Após dois anos de conflito, o governo federal etíope e as autoridades rebeldes da região do Tigrai assinam, em 2 de novembro, em Pretória, um acordo de "fim das hostilidades". A expectativa é que o pacto acabe com uma guerra descrita por ONGs como "uma das mais sangrentas no mundo". Os combates haviam recomeçado no final de agosto, após cinco meses de cessar-fogo.
Desde novembro de 2020, o conflito opõe o governo etíope, apoiado por forças da vizinha Eritreia, e os rebeldes do Tigrai. O conflito é marcado por possíveis crimes contra a humanidade cometidos por "todas as partes", segundo a ONU, e forçou o deslocamento de mais de dois milhões de etíopes.
Além do desarmamento dos rebeldes, o acordo de paz deve permitir a chegada de ajuda humanitária ao Tigrai. Há mais de um ano, seus 6 milhões de habitantes sofrem com a grave escassez de alimentos e de remédios.
A população mundial superou a marca de 8 bilhões em meados de novembro, segundo as Nações Unidas. Mas o crescimento da população também apresenta enormes desafios para os países mais pobres, onde é mais acentuado.
A Terra tinha menos de 1 bilhão de pessoas no século XIX, mas levou apenas 12 anos para crescer de 7 para 8 bilhões e levará cerca de 15 anos para chegar a 9 bilhões, em 2037, segundo estimativa da ONU, que projeta ainda um "pico" de 10,4 bilhões na década de 2080 e uma estagnação até o final do século.
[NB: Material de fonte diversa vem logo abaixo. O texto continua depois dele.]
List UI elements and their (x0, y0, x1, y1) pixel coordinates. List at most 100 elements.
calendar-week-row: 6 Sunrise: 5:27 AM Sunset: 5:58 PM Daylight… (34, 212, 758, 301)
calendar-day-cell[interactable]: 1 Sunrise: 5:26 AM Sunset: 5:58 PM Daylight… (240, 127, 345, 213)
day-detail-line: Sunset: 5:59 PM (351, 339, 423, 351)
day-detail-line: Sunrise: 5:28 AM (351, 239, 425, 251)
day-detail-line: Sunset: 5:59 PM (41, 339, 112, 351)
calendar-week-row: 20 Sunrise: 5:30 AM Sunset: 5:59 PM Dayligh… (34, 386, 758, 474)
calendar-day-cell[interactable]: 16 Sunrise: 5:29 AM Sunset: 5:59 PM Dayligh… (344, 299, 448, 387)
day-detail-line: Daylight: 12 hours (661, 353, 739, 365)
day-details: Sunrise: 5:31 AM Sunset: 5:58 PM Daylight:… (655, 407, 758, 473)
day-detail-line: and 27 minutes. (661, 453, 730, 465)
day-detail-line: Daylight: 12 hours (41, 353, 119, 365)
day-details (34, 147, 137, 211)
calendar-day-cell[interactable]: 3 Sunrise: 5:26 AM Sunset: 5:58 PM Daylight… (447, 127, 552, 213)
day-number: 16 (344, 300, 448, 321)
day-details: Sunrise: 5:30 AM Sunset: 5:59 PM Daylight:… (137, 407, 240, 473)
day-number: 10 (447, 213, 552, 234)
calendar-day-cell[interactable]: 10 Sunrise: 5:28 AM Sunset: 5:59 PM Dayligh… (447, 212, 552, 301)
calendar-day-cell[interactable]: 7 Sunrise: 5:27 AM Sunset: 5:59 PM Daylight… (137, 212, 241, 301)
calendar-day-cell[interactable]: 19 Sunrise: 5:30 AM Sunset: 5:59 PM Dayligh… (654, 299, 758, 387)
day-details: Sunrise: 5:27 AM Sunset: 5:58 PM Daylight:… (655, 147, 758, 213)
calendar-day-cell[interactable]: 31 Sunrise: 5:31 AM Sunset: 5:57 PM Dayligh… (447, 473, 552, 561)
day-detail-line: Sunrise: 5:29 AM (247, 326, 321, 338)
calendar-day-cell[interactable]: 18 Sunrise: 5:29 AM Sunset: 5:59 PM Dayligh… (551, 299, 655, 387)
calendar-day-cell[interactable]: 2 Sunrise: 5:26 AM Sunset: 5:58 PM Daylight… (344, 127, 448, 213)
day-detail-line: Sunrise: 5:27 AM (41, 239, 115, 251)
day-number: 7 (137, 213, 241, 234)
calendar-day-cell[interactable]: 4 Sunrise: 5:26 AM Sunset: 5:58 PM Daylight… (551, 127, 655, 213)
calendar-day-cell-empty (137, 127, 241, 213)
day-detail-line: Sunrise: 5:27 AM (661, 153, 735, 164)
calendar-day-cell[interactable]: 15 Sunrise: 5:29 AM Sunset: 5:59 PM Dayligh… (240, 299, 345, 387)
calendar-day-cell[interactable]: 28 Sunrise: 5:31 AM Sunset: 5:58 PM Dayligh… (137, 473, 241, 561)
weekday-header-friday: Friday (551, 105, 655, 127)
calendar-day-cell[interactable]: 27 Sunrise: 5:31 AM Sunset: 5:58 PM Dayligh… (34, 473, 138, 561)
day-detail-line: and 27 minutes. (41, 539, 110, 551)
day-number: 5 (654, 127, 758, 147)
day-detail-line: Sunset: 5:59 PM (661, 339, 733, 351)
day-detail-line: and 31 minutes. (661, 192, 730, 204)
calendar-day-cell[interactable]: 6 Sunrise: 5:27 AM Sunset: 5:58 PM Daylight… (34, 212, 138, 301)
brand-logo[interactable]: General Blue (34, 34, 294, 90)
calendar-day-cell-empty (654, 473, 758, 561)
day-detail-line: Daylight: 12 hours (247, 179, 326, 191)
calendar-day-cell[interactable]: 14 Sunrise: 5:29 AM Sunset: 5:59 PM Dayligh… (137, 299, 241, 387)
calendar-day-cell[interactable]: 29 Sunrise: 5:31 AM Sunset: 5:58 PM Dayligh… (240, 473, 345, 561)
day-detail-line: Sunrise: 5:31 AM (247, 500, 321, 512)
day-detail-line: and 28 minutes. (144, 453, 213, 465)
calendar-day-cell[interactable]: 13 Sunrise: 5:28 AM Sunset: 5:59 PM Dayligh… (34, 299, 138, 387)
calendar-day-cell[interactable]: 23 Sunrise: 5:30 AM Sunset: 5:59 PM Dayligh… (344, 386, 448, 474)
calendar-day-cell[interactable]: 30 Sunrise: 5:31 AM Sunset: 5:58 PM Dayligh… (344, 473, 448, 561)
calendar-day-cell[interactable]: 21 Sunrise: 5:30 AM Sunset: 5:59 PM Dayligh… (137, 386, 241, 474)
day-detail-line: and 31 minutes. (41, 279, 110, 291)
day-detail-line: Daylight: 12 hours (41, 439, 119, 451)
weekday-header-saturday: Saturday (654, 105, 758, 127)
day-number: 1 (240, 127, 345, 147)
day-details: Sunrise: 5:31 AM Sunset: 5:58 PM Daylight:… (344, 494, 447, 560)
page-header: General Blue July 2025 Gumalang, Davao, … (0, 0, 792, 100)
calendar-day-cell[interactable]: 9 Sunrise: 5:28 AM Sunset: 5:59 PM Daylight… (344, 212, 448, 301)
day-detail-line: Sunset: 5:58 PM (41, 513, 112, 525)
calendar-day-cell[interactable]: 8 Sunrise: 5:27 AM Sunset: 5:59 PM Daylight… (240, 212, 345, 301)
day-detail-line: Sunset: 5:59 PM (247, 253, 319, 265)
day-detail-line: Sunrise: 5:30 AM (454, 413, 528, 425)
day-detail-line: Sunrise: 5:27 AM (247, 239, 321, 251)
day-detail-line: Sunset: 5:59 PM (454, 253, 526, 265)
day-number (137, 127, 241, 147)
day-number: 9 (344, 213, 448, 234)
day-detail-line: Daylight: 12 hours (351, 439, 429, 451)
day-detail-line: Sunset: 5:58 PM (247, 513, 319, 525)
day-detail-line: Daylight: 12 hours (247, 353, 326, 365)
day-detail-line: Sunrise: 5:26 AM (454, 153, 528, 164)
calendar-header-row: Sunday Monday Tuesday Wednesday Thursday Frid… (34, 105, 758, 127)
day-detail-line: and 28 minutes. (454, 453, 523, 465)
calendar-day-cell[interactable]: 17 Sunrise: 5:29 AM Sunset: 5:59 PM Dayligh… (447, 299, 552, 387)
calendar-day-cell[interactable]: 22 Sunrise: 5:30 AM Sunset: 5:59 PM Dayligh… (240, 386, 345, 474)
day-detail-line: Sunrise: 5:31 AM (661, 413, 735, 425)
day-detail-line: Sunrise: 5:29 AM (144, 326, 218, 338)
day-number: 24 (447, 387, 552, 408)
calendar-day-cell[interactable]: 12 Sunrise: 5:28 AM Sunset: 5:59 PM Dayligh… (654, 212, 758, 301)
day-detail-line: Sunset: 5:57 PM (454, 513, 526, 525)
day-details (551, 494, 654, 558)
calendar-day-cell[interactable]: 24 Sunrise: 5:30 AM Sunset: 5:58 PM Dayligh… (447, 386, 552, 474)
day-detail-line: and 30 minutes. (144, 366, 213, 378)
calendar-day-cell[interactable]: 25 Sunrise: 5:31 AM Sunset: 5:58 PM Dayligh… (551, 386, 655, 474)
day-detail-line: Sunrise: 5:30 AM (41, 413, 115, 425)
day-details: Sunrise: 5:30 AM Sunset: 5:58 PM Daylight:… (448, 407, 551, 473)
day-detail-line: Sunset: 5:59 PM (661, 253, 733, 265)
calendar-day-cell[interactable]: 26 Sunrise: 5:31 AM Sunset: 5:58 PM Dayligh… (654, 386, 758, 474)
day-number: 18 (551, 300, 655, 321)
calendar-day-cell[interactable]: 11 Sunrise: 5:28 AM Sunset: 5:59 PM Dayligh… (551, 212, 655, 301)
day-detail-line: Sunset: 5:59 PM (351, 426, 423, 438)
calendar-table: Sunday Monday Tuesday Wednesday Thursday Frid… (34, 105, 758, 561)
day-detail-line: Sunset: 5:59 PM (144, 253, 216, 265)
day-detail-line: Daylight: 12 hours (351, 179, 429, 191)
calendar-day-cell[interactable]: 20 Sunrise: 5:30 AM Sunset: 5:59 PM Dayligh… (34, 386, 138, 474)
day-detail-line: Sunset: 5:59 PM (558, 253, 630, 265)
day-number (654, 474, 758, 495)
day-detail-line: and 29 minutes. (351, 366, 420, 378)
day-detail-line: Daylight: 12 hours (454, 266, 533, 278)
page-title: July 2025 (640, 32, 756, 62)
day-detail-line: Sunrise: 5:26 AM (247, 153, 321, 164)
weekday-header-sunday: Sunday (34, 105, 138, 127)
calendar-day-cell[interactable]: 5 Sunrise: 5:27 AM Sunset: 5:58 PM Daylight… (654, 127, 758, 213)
A organização da Copa do Mundo de 2022 no Catar rendeu ao país-sede uma enxurrada de críticas. O primeiro país árabe a organizar este grande evento foi criticado por seu tratamento aos trabalhadores estrangeiros, à comunidade LGBTQIA+ e às mulheres.
Boa parte das críticas está relacionada com a situação dos trabalhadores imigrantes, um fator essencial em um país onde os catarianos representam apenas 10% de uma população de três milhões de habitantes. Algumas ONGs falam em milhares de mortos em acidentes nas obras para o Mundial, número que o governo de Doha nega.
Em campo, no dia 18 de dezembro, após 36 anos de espera, 120 minutos de jogo e uma disputa de pênaltis, a Argentina de Lionel Messi conquista sua terceira Copa do Mundo na final contra a França.